Sul bianco di una pagina di libro mi è venuto di scrivere per dedica a un’amica: «Benvenuta nel secolo senza uomini». Sento di assistere e di partecipare anch’io a una decadenza del genere maschile, di vederlo vacillare davanti al femminile con sgomento fino alla furia di scagliarsi contro. Giovani donne vengono così ammazzate. L’arroganza virile era asfissiante nel sud della mia infanzia. Il rapporto di soggezione, il governo maschile, aveva un solo punto di cedimento: di fronte alla mamma napoletana, che aveva in dote per proverbio di poter bastare a cento figli. Questo sud cullato e incallito in rapporti di forza e prepotenza che sancivano l’assoluzione per l’omicidio d’onore, è stato sbaragliato. L’acquisto di una nuova dignità femminile è stato risentito come una perdita di prerogative anziché come una grandiosa liberazione di risorse. Il maschile, se respinto s’ingolfa di risentimento. Sente leso il suo diritto all’amore, questo potente contratto di alleanza, meraviglioso da stabilire, scorticante se rifiutato. Si tratta di amore e il maschile non lo sa più trattare. Nel libro sacro
Genesi/Bereshit, al momento dell’espulsione dal giardino, Eva riceve per condanna di provare una forte attrazione per l’uomo. Una «piena/
teshukà» è la parola impetuosa scelta dall’antico ebraico. La donna è provvidenzialmente soggetta a questa forza d’attrazione, senza la quale il genere umano non sussisterebbe.
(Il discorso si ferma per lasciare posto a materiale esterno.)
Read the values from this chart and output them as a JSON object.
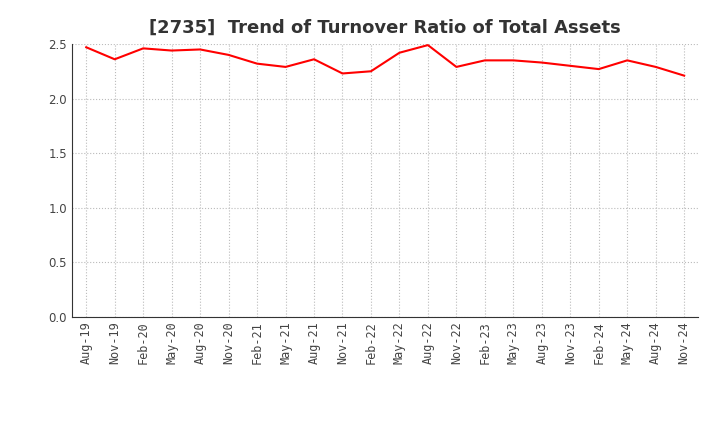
{
  "title": "[2735]  Trend of Turnover Ratio of Total Assets",
  "line_color": "#FF0000",
  "line_width": 1.5,
  "background_color": "#FFFFFF",
  "grid_color": "#BBBBBB",
  "ylim": [
    0.0,
    2.5
  ],
  "yticks": [
    0.0,
    0.5,
    1.0,
    1.5,
    2.0,
    2.5
  ],
  "x_labels": [
    "Aug-19",
    "Nov-19",
    "Feb-20",
    "May-20",
    "Aug-20",
    "Nov-20",
    "Feb-21",
    "May-21",
    "Aug-21",
    "Nov-21",
    "Feb-22",
    "May-22",
    "Aug-22",
    "Nov-22",
    "Feb-23",
    "May-23",
    "Aug-23",
    "Nov-23",
    "Feb-24",
    "May-24",
    "Aug-24",
    "Nov-24"
  ],
  "values": [
    2.47,
    2.36,
    2.46,
    2.44,
    2.45,
    2.4,
    2.32,
    2.29,
    2.36,
    2.23,
    2.25,
    2.42,
    2.49,
    2.29,
    2.35,
    2.35,
    2.33,
    2.3,
    2.27,
    2.35,
    2.29,
    2.21
  ],
  "title_fontsize": 13,
  "tick_fontsize": 8.5,
  "tick_color": "#444444",
  "title_color": "#333333"
}
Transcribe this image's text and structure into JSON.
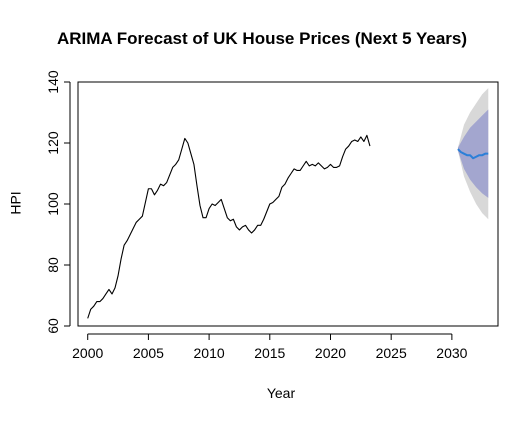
{
  "chart_data": {
    "type": "line",
    "title": "ARIMA Forecast of UK House Prices (Next 5 Years)",
    "xlabel": "Year",
    "ylabel": "HPI",
    "xlim": [
      1999.2,
      2033.8
    ],
    "ylim": [
      60,
      140
    ],
    "x_ticks": [
      2000,
      2005,
      2010,
      2015,
      2020,
      2025,
      2030
    ],
    "y_ticks": [
      60,
      80,
      100,
      120,
      140
    ],
    "grid": false,
    "legend": "none",
    "series": [
      {
        "role": "observed",
        "color": "#000000",
        "points": [
          [
            2000.0,
            62.5
          ],
          [
            2000.25,
            65.5
          ],
          [
            2000.5,
            66.5
          ],
          [
            2000.75,
            68.0
          ],
          [
            2001.0,
            68.0
          ],
          [
            2001.25,
            69.0
          ],
          [
            2001.5,
            70.5
          ],
          [
            2001.75,
            72.0
          ],
          [
            2002.0,
            70.5
          ],
          [
            2002.25,
            72.5
          ],
          [
            2002.5,
            76.5
          ],
          [
            2002.75,
            82.0
          ],
          [
            2003.0,
            86.5
          ],
          [
            2003.25,
            88.0
          ],
          [
            2003.5,
            90.0
          ],
          [
            2003.75,
            92.0
          ],
          [
            2004.0,
            94.0
          ],
          [
            2004.25,
            95.0
          ],
          [
            2004.5,
            96.0
          ],
          [
            2004.75,
            100.5
          ],
          [
            2005.0,
            105.0
          ],
          [
            2005.25,
            105.0
          ],
          [
            2005.5,
            103.0
          ],
          [
            2005.75,
            104.5
          ],
          [
            2006.0,
            106.5
          ],
          [
            2006.25,
            106.0
          ],
          [
            2006.5,
            107.0
          ],
          [
            2006.75,
            109.5
          ],
          [
            2007.0,
            112.0
          ],
          [
            2007.25,
            113.0
          ],
          [
            2007.5,
            114.5
          ],
          [
            2007.75,
            118.0
          ],
          [
            2008.0,
            121.5
          ],
          [
            2008.25,
            120.0
          ],
          [
            2008.5,
            116.5
          ],
          [
            2008.75,
            113.0
          ],
          [
            2009.0,
            106.0
          ],
          [
            2009.25,
            99.5
          ],
          [
            2009.5,
            95.5
          ],
          [
            2009.75,
            95.5
          ],
          [
            2010.0,
            98.5
          ],
          [
            2010.25,
            100.0
          ],
          [
            2010.5,
            99.5
          ],
          [
            2010.75,
            100.5
          ],
          [
            2011.0,
            101.5
          ],
          [
            2011.25,
            98.5
          ],
          [
            2011.5,
            95.5
          ],
          [
            2011.75,
            94.5
          ],
          [
            2012.0,
            95.0
          ],
          [
            2012.25,
            92.5
          ],
          [
            2012.5,
            91.5
          ],
          [
            2012.75,
            92.5
          ],
          [
            2013.0,
            93.0
          ],
          [
            2013.25,
            91.5
          ],
          [
            2013.5,
            90.5
          ],
          [
            2013.75,
            91.5
          ],
          [
            2014.0,
            93.0
          ],
          [
            2014.25,
            93.0
          ],
          [
            2014.5,
            95.0
          ],
          [
            2014.75,
            97.5
          ],
          [
            2015.0,
            100.0
          ],
          [
            2015.25,
            100.5
          ],
          [
            2015.5,
            101.5
          ],
          [
            2015.75,
            102.5
          ],
          [
            2016.0,
            105.5
          ],
          [
            2016.25,
            106.5
          ],
          [
            2016.5,
            108.5
          ],
          [
            2016.75,
            110.0
          ],
          [
            2017.0,
            111.5
          ],
          [
            2017.25,
            111.0
          ],
          [
            2017.5,
            111.0
          ],
          [
            2017.75,
            112.5
          ],
          [
            2018.0,
            114.0
          ],
          [
            2018.25,
            112.5
          ],
          [
            2018.5,
            113.0
          ],
          [
            2018.75,
            112.5
          ],
          [
            2019.0,
            113.5
          ],
          [
            2019.25,
            112.5
          ],
          [
            2019.5,
            111.5
          ],
          [
            2019.75,
            112.0
          ],
          [
            2020.0,
            113.0
          ],
          [
            2020.25,
            112.0
          ],
          [
            2020.5,
            112.0
          ],
          [
            2020.75,
            112.5
          ],
          [
            2021.0,
            115.5
          ],
          [
            2021.25,
            118.0
          ],
          [
            2021.5,
            119.0
          ],
          [
            2021.75,
            120.5
          ],
          [
            2022.0,
            121.0
          ],
          [
            2022.25,
            120.5
          ],
          [
            2022.5,
            122.0
          ],
          [
            2022.75,
            120.5
          ],
          [
            2023.0,
            122.5
          ],
          [
            2023.25,
            119.0
          ]
        ]
      },
      {
        "role": "forecast_mean",
        "color": "#2b7fd8",
        "points": [
          [
            2030.5,
            118.0
          ],
          [
            2030.75,
            117.0
          ],
          [
            2031.0,
            116.5
          ],
          [
            2031.25,
            116.0
          ],
          [
            2031.5,
            116.0
          ],
          [
            2031.75,
            115.0
          ],
          [
            2032.0,
            115.5
          ],
          [
            2032.25,
            116.0
          ],
          [
            2032.5,
            116.0
          ],
          [
            2032.75,
            116.5
          ],
          [
            2033.0,
            116.5
          ]
        ]
      }
    ],
    "intervals": [
      {
        "role": "outer_band",
        "color": "#d8d8d8",
        "x": [
          2030.5,
          2031.0,
          2031.5,
          2032.0,
          2032.5,
          2033.0
        ],
        "lower": [
          117.5,
          109.0,
          104.0,
          100.0,
          97.0,
          95.0
        ],
        "upper": [
          118.5,
          126.0,
          130.0,
          133.0,
          136.0,
          138.0
        ]
      },
      {
        "role": "inner_band",
        "color": "#a3a6cf",
        "x": [
          2030.5,
          2031.0,
          2031.5,
          2032.0,
          2032.5,
          2033.0
        ],
        "lower": [
          117.5,
          111.5,
          108.0,
          105.5,
          103.5,
          102.0
        ],
        "upper": [
          118.5,
          122.0,
          125.0,
          127.0,
          129.0,
          131.0
        ]
      }
    ],
    "observed_x_labels_note": ""
  }
}
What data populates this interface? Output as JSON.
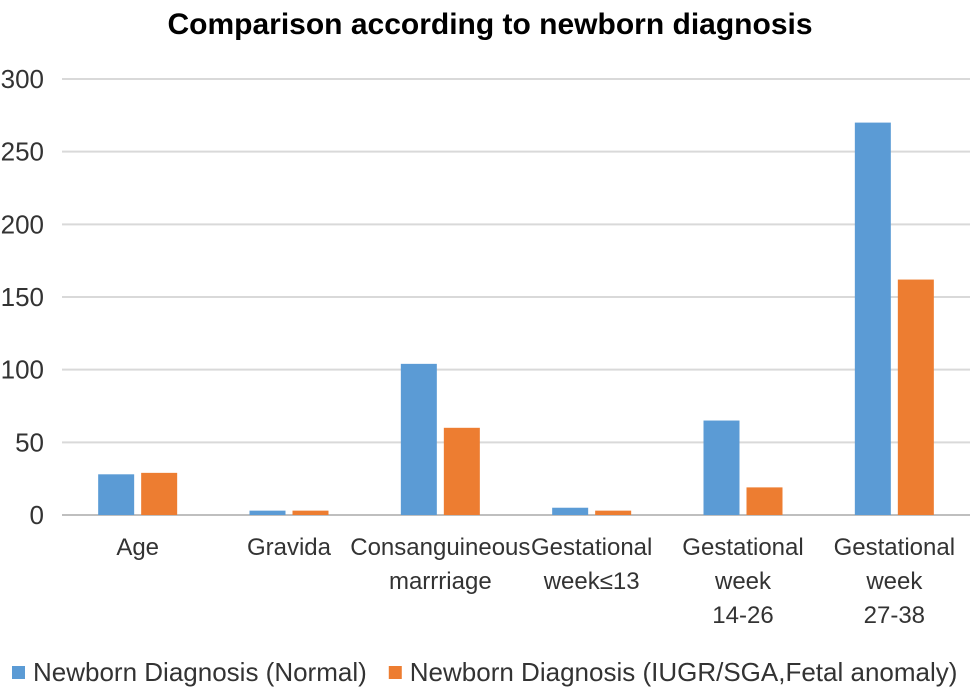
{
  "chart_data": {
    "type": "bar",
    "title": "Comparison according to newborn diagnosis",
    "categories": [
      [
        "Age"
      ],
      [
        "Gravida"
      ],
      [
        "Consanguineous",
        "marrriage"
      ],
      [
        "Gestational",
        "week≤13"
      ],
      [
        "Gestational",
        "week",
        "14-26"
      ],
      [
        "Gestational",
        "week",
        "27-38"
      ]
    ],
    "series": [
      {
        "name": "Newborn Diagnosis (Normal)",
        "color": "#5B9BD5",
        "values": [
          28,
          3,
          104,
          5,
          65,
          270
        ]
      },
      {
        "name": "Newborn Diagnosis (IUGR/SGA,Fetal anomaly)",
        "color": "#ED7D31",
        "values": [
          29,
          3,
          60,
          3,
          19,
          162
        ]
      }
    ],
    "yticks": [
      0,
      50,
      100,
      150,
      200,
      250,
      300
    ],
    "ylim": [
      0,
      300
    ],
    "grid": true,
    "legend_position": "bottom"
  }
}
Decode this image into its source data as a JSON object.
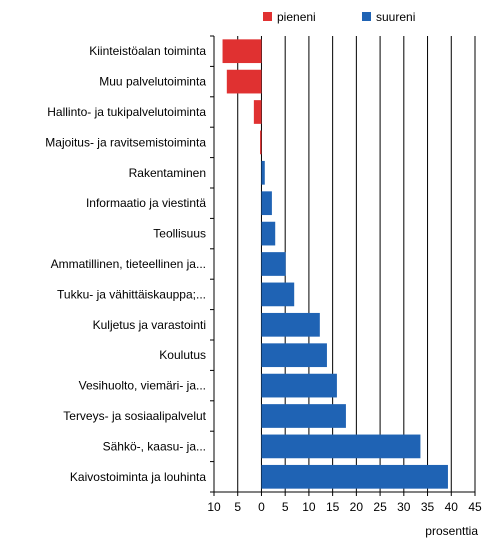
{
  "chart_data": {
    "type": "bar",
    "orientation": "horizontal",
    "xlabel": "prosenttia",
    "xlim": [
      -10,
      45
    ],
    "xticks": [
      -10,
      -5,
      0,
      5,
      10,
      15,
      20,
      25,
      30,
      35,
      40,
      45
    ],
    "xtick_labels": [
      "10",
      "5",
      "0",
      "5",
      "10",
      "15",
      "20",
      "25",
      "30",
      "35",
      "40",
      "45"
    ],
    "grid": "vertical",
    "legend_position": "top",
    "series": [
      {
        "name": "pieneni",
        "color": "#e03131"
      },
      {
        "name": "suureni",
        "color": "#1f63b4"
      }
    ],
    "categories": [
      "Kiinteistöalan toiminta",
      "Muu palvelutoiminta",
      "Hallinto- ja tukipalvelutoiminta",
      "Majoitus- ja ravitsemistoiminta",
      "Rakentaminen",
      "Informaatio ja viestintä",
      "Teollisuus",
      "Ammatillinen, tieteellinen ja...",
      "Tukku- ja vähittäiskauppa;...",
      "Kuljetus ja varastointi",
      "Koulutus",
      "Vesihuolto, viemäri- ja...",
      "Terveys- ja sosiaalipalvelut",
      "Sähkö-, kaasu- ja...",
      "Kaivostoiminta ja louhinta"
    ],
    "values": [
      -8.2,
      -7.3,
      -1.6,
      -0.3,
      0.7,
      2.2,
      2.9,
      5.1,
      6.9,
      12.3,
      13.8,
      15.9,
      17.8,
      33.5,
      39.3
    ]
  }
}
Il nostro maschile si trova oggi di fronte a una potente dignità femminile combinata con una nuova capacità di seduzione fisica, indotta da una società che costringe alla bellezza delle forme.Ma se la donna, più forte e più bella di prima non ci sta, non obbedisce alla condanna dell’attrazione e può reagire con nuovi diritti, ecco che il maschile vacilla, si sente perduto, intimamente deriso. Giovani donne vengono così ammazzate. La canzone napoletana, scritta da uomini, gronda di cuori strapazzati da donne spietate. L’uomo allora aveva la forza virile di cantare, di aggrapparsi a serenate per accendere finestre chiuse, forzare persiane. Era all’altezza della sua pena e della donna che si negava inespugnabile. L’uomo aveva accanto all’eterno coltello la chitarra, la musica, la voce e, al peggio della disperazione, la dignità di andarsene, emigrare anche. Oggi si leggono storie di furia esplose dentro l’impotenza, di maschi scatenati all’odio da un nuovo analfabetismo sentimentale, dallo sgomento di essere, di fronte a una donna desiderata, l’appendice del niente.